Mostly, but not entirely. One major exception is the New Caledonian crow. To extract food from holes and crevices, these birds use twigs or stems that are found in their environment without modification. In other environments, however, they’ll remove branches from plants and carefully strip parts of the plant to leave behind a hooked stick. The behavior takes over a minute, and the crows will typically carry the tool with them when they explore new sites, and they will sometimes store it for future use.

Understanding how this complex behavior came about in crows requires us to understand the evolutionary advantages that might be had from a good tool. A group of researchers, mostly from the University of St. Andrews, has now done just that: the researchers have quantified how tool manufacture influences food harvesting.
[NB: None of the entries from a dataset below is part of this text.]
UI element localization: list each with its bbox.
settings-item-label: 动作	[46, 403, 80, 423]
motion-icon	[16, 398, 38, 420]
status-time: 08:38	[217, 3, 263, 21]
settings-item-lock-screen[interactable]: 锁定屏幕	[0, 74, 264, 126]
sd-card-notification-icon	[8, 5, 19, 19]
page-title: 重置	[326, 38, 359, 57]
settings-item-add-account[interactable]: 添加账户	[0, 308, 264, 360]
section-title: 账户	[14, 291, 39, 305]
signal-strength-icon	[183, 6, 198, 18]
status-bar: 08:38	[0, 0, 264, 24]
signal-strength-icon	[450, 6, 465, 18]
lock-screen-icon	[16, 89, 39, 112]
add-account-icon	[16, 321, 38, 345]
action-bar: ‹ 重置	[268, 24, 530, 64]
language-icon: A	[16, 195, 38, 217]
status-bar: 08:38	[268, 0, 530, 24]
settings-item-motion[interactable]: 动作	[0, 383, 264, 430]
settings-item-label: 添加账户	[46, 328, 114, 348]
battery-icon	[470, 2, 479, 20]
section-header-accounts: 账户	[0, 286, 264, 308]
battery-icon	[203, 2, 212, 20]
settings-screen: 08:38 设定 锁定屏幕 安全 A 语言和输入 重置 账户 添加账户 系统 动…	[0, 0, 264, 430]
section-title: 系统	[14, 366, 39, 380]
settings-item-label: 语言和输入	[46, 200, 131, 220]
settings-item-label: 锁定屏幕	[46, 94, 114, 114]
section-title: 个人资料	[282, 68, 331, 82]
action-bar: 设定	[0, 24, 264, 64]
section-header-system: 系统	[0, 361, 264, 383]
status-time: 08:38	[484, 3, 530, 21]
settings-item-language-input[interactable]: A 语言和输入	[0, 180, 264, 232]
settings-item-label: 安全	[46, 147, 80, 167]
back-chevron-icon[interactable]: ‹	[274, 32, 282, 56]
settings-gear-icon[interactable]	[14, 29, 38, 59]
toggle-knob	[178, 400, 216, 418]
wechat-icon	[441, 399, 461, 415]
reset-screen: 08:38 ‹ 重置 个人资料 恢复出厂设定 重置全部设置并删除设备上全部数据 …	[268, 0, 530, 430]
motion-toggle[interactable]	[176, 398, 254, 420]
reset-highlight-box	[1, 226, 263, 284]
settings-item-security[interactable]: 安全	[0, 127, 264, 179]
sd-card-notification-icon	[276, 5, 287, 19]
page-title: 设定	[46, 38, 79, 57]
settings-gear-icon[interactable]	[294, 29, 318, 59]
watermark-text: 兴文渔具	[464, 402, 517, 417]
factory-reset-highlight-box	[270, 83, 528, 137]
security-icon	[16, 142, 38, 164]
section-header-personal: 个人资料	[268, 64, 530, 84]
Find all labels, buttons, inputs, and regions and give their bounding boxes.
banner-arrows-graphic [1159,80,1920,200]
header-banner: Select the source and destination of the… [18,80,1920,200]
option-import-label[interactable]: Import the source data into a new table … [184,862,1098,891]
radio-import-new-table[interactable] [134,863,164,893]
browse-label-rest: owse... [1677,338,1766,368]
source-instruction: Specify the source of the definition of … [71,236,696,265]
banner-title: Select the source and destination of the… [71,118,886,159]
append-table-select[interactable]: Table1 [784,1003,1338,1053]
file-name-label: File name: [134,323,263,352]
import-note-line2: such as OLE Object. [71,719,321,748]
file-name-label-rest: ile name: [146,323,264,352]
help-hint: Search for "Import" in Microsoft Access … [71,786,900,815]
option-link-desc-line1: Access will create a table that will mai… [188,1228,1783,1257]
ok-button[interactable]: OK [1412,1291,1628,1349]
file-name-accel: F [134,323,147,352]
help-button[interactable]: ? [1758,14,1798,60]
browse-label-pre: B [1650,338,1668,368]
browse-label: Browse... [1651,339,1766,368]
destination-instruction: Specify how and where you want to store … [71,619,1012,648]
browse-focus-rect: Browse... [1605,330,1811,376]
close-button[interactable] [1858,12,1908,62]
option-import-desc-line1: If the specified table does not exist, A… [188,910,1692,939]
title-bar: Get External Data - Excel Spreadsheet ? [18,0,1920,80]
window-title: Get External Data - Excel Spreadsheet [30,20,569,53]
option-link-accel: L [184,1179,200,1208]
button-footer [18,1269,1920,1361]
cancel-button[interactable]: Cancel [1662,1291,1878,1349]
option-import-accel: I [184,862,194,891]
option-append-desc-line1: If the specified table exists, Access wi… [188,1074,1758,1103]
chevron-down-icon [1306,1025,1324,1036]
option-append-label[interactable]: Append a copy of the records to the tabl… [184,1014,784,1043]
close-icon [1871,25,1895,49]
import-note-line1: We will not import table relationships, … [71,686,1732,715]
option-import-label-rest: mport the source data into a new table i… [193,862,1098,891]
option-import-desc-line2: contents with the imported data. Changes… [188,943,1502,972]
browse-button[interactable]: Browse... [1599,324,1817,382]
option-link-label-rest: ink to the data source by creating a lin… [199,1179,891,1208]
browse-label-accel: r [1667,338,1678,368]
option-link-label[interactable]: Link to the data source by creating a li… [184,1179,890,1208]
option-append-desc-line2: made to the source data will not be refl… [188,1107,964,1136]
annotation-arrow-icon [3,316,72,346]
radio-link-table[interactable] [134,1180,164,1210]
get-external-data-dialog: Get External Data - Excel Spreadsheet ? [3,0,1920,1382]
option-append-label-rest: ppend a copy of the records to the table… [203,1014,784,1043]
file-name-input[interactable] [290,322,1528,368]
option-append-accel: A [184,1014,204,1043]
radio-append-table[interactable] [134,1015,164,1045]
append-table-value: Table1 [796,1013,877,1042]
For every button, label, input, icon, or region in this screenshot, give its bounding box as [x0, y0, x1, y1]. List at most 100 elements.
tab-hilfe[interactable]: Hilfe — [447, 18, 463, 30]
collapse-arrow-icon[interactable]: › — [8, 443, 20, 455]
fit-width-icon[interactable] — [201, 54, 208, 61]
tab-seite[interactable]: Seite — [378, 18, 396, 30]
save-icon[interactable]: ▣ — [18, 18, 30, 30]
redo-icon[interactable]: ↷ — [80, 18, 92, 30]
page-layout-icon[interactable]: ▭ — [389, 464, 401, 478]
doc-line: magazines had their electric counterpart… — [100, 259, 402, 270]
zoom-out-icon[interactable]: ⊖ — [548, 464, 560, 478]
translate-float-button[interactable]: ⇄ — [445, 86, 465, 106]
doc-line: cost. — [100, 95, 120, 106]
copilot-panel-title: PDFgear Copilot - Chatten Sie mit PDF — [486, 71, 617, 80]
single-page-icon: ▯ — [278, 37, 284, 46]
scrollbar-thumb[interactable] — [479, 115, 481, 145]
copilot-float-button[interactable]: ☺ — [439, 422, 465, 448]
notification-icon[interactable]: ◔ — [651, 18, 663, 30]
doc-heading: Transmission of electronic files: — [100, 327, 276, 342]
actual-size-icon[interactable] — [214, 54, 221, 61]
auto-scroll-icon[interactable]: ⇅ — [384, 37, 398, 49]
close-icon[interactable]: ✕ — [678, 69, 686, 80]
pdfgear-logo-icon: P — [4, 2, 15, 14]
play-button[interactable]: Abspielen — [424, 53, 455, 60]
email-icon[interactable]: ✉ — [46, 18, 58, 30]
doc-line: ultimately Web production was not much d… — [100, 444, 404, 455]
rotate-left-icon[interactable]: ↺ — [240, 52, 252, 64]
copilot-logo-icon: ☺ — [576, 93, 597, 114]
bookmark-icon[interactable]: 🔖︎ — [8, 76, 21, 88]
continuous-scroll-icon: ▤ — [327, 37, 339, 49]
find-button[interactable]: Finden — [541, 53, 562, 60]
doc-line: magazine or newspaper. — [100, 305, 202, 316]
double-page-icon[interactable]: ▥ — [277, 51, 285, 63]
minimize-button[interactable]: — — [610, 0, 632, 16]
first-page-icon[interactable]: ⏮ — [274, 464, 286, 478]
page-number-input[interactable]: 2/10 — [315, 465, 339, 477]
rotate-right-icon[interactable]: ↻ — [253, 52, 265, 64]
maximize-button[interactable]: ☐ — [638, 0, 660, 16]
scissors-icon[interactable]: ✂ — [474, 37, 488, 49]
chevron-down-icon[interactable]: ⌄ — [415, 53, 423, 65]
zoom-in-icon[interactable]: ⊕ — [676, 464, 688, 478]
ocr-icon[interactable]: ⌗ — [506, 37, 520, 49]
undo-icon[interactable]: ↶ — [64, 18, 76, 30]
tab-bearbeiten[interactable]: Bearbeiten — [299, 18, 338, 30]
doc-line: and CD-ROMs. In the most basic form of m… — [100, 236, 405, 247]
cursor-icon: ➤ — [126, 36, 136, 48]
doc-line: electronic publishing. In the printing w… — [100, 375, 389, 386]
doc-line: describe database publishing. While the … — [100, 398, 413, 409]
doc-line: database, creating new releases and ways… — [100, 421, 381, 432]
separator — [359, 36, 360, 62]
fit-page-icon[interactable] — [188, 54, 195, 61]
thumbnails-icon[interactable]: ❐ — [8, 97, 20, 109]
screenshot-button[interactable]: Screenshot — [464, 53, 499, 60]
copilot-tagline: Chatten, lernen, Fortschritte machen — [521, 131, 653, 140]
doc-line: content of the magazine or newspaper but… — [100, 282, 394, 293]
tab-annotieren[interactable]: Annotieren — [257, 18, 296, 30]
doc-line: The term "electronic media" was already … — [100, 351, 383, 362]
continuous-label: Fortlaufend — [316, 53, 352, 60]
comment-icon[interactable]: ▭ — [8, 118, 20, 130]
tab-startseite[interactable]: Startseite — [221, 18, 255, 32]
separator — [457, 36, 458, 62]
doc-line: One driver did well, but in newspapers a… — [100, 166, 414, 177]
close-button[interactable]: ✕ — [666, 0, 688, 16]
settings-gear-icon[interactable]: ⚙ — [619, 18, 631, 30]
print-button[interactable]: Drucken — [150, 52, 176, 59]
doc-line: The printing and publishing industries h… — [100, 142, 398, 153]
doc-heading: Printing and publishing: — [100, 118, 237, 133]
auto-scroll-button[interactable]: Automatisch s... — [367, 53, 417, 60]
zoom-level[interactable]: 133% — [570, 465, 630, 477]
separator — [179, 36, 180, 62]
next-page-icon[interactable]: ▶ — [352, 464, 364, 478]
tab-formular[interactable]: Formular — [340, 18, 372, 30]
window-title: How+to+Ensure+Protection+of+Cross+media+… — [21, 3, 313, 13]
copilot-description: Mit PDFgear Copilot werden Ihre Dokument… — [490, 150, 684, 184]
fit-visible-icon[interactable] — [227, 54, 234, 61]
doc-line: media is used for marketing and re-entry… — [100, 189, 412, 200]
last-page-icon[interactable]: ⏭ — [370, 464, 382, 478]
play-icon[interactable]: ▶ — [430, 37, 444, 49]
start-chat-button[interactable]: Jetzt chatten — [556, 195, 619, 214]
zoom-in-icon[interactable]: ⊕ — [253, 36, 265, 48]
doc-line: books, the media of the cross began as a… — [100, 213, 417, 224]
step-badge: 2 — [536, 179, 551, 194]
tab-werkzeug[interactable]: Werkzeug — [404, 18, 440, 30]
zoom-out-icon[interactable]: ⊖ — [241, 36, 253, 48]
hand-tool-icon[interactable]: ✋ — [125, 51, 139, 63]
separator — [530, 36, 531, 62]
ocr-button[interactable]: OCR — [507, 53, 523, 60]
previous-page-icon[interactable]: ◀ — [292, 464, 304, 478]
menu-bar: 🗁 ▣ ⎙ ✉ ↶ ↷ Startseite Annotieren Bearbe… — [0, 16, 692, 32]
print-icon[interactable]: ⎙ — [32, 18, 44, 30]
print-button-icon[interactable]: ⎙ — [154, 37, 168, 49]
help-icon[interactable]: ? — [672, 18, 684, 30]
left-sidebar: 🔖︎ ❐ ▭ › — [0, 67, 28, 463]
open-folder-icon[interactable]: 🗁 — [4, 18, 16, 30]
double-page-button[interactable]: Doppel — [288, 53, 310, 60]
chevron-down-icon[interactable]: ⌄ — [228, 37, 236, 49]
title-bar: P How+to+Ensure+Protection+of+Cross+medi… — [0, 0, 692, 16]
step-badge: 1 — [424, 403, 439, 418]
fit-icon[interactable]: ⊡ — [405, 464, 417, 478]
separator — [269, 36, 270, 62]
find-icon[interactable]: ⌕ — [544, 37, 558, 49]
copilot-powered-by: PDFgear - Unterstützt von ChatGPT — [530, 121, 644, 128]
The results show that the use of bird-crafted tools can increase food extraction by up to 12 times the rate the crows could achieve by using unmodified sticks.

New Caledonian crows in action.

The researcers’ approach was simple. They constructed a series of logs with drill-holes of various sizes and stuffed food into the bottom of the holes. The crows were either provided with chunks of a bush from which they typically manufacture tools, or the birds were given a bunch of straight sticks that could be used as tools, but not modified. The researchers tracked how long the food in the bottom of a hole stayed there after the birds started trying to extract it. This “survival time” should provide a rough measure of the efficiency of the tool being used.

Overall, there was no contest. Crow-made tools were anywhere from three to 13 times more effective at pulling out food than the twigs the researchers provided. If the researchers hand-made a crow-style hooked tool, then that was between six and nine times more efficient than an unmodified twig. While the range of outcomes was narrower with the human-made tools, the average efficiency was statistically indistinguishable from what the crows achieved when they made their own tools.

The authors say this clearly demonstrates a significant advantage for manufactured tools. And that, they argue, means that toolmaking could be under evolutionary selection.

“Could,” however, doesn’t mean “is.” The authors are excited about toolmaking being a genetic trait that’s directly selected for, since that would be relatively easy to search for. But we don’t know anything about the origin of toolmaking among these crows, and we do know that other birds learn socially, including learning involving tools (that’s been seen in cockatoos). So there’s the chance that social behaviors have been under selective pressure and the ability of tool use to spread in the population was just a non-specific side effect.

Nature Ecology & Evolution, 2018. DOI: 10.1038/s41559-017-0429-7  (About DOIs).